Jack_ Secret Vengeance - F. Paul Wilson [57]
Jack watched, awed and fascinated, until they dispersed and drifted off in all directions.
What was that all about? Was that why nothing grew in that spot? Did the lumens somehow sterilize it?
Questions, questions, questions, but none so pressing as how to open Toliver’s lock.
SUNDAY
1
A little after one A.M., Jack pushed his bike through the brush and onto the shoulder of Route 206. As usual he emerged opposite the Lonely Pine Motel. In the dim blue light from the roadside neon sign he again made out Miriam’s old station wagon in its same spot before room three.
She said she’d be there till Sunday. Well, Sunday was here. He imagined her waiting alone with her baby since Tuesday in that tiny room. The poor woman had to be stir-crazy by now.
He was about to push on when he saw a shadow moving along the motel’s front walk, passing the doors one by one until it stopped by number three.
Walt?
Could be, but Jack couldn’t make out any details.
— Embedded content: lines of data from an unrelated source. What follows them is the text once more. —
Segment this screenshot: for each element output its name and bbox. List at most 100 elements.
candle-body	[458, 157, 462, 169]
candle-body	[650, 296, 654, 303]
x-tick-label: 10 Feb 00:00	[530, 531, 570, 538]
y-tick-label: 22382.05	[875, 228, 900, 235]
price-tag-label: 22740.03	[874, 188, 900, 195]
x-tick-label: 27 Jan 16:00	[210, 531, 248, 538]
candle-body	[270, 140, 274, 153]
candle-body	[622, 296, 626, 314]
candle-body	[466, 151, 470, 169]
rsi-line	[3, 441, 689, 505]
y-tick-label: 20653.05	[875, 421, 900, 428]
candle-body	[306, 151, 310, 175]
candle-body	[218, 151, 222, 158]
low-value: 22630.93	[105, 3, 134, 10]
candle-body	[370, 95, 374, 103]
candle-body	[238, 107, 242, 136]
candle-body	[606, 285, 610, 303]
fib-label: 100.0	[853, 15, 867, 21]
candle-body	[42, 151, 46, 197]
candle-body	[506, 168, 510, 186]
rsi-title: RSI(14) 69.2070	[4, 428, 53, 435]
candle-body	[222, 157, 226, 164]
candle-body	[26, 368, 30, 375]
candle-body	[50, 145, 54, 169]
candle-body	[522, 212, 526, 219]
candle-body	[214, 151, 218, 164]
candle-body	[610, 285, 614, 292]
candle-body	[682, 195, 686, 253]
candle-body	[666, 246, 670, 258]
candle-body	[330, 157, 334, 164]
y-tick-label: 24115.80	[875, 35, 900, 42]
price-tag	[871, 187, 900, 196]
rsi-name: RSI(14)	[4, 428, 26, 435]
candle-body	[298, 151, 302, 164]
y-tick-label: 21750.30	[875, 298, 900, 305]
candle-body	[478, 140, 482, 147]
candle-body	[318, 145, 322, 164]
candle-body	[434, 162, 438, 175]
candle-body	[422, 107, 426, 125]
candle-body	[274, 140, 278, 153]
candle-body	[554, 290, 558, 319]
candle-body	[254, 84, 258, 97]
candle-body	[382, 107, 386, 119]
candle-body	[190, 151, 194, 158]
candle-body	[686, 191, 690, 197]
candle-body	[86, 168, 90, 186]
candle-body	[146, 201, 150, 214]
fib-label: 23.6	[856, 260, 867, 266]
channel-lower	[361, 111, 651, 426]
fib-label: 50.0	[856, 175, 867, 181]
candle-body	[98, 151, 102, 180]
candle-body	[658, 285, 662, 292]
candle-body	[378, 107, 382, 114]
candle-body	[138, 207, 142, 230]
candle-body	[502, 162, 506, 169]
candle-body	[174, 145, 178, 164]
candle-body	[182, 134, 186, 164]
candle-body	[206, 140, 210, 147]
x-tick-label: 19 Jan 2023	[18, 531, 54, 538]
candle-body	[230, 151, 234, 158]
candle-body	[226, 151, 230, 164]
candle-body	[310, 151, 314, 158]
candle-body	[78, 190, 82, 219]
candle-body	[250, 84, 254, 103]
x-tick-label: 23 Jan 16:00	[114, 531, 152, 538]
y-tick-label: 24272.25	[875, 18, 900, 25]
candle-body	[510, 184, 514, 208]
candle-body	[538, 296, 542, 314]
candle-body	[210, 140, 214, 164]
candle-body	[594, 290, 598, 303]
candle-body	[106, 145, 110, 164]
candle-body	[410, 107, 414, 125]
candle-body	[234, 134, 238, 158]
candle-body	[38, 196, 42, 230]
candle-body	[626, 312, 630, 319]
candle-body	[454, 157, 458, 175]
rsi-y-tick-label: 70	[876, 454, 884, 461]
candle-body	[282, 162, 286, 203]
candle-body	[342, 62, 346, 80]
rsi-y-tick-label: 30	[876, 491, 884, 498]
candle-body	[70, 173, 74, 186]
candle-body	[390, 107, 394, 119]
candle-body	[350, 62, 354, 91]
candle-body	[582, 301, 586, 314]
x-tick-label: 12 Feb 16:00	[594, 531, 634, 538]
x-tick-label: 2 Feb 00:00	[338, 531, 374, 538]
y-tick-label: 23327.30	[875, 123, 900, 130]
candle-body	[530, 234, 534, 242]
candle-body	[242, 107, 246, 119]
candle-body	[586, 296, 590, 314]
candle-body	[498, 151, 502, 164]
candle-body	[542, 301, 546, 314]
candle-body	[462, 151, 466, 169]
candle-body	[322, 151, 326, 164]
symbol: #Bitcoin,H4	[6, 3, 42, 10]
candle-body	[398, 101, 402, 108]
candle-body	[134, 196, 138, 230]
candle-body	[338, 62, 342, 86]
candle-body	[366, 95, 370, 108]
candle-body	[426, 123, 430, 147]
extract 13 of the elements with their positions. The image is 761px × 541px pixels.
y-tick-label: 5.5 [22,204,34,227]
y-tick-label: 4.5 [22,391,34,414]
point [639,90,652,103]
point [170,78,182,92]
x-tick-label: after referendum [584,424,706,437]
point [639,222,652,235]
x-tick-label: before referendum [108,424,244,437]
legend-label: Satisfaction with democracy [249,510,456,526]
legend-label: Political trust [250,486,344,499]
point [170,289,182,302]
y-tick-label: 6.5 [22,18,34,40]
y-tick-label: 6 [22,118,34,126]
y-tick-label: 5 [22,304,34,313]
The light from the sign didn’t reach that far. All he saw was a man-shaped blob of black.
The shape stood silent and unmoving before room three. Then, with a suddenness that made Jack jump, three loud knocks echoed through the night. Seconds later the pair of double-hung windows to the right of the door lit. The curtains parted in the middle and Miriam’s face appeared, then quickly vanished. The door opened, letting light escape into the night.
Jack recognized the figure now.
Even if he hadn’t, Miriam’s cry of “Mister Erskine!” would have been enough. She was dressed in some sort of bathrobe. She pulled him in and shut the door.
Jack stood frozen, staring. He knew he should be heading down the road toward school, but he couldn’t take his eyes off the door to room three. What was going on in there? Obviously Miriam believed that Walt had some sort of healing power—she’d said so loud and clear that afternoon in USED. But did Walt believe it too?
He must, or else why would he have come? But why at this hour of the morning? To keep it secret? Or was there another reason?
After Miriam had peeked out, she hadn’t closed the curtains all the way. A bright blade of light sliced into the darkness. Jack moved toward it, drawn like the moths already fluttering against the glass.
He knew he shouldn’t do this—he felt like a Peeping Tom—but the situation was so bizarre, so far-out, he had to see what would happen between Walt, Miriam, and her baby.
He leaned his bike against the rear bumper of the station wagon and tiptoed toward the window. Gravel scraped under his sneaker as he stepped onto the walk. He stopped, ready to duck away should anyone take a look. But no one seemed to have heard, so he crept the rest of the way and crouched outside the window.
Through the one-inch gap in the curtains he saw Miriam standing by an unmade double bed, holding her sleeping baby. Walt stood opposite her, looking stiff and awkward.
“I can’t believe it,” she said, tears running down her cheeks. “I can’t believe you came. I’d given up hope.”
Jack was surprised he could hear her so clearly, then realized the window sashes were raised a couple of inches, probably to let a little air circulate in the tiny room.
“I don’t want to give false hope,” Walt said, his voice thick and hoarse.
His eyes seemed clearer that usual, but his gaze was darting all over the room, settling everywhere but on the baby.
“It’s not false, Mister Erskine—”
“Call me Walt.”
“Okay … Walt. I know it’s not false hope.” She raised her left arm. “I’m living proof.”
“Yeah, but that was then, this is now.”
Yeah? Jack thought. Did Walt just say yeah?